Experimental Validation
The authors validate the framework on boron‑based solid propellant combustion, a scenario known for producing coral‑like boron agglomerates and dense smoke. HDR maps successfully separate bright particle emission from smoke scattering, preserving fine particle boundaries. The intensity‑guided event processing eliminates smoke‑induced false events, leading to clean particle tracks. Stereo event triangulation captures fast separation transients that are invisible to conventional high‑speed cameras due to saturation or motion blur. Statistical analysis of the reconstructed particle sizes reveals multimodal distributions, reflecting the known stages of accumulation, coalescence, growth, and detachment of boron particles. The system also records rapid height changes during detachment, providing insight into the dynamics of particle ejection.

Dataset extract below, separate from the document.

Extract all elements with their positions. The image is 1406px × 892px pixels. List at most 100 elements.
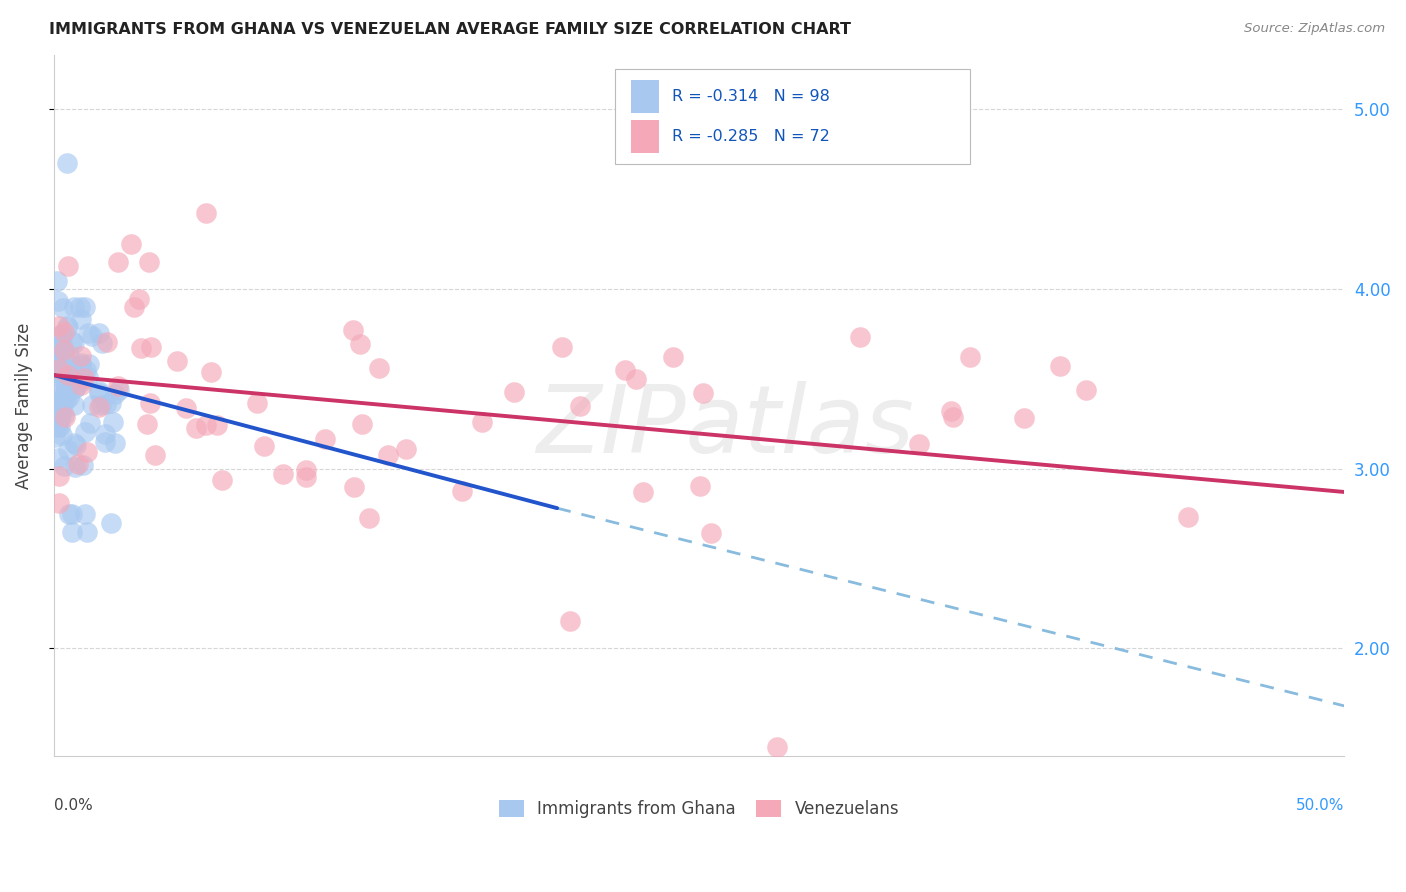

Contributions and Limitations
Key contributions include: (1) a combustion‑specific HDR fusion algorithm driven by a multi‑cue smoke‑likelihood map, (2) an intensity‑guided event filtering strategy that leverages HDR frames to suppress smoke artifacts, and (3) a stereo event‑based 3‑D measurement pipeline delivering microsecond‑resolved particle height and size estimates with sub‑percent calibration error. Limitations noted by the authors involve the empirical selection of smoke‑likelihood weights, which may need retuning for different propellant chemistries or lighting conditions, and potential event‑camera saturation in extremely dense particle clouds. Future work is suggested on automatic parameter optimization, adaptive weighting, and hardware designs to mitigate event saturation.
Overall Impact
By integrating SVE imaging and neuromorphic event sensing in a closed‑loop architecture, the paper delivers a practical, calibration‑consistent solution for real‑time, quantitative combustion diagnostics under the most demanding optical conditions. The ability to obtain absolute radiance, suppress smoke‑induced noise, and reconstruct 3‑D particle metrics at microsecond scales opens new avenues for propellant formulation optimization, instability suppression, and high‑performance rocket engine development.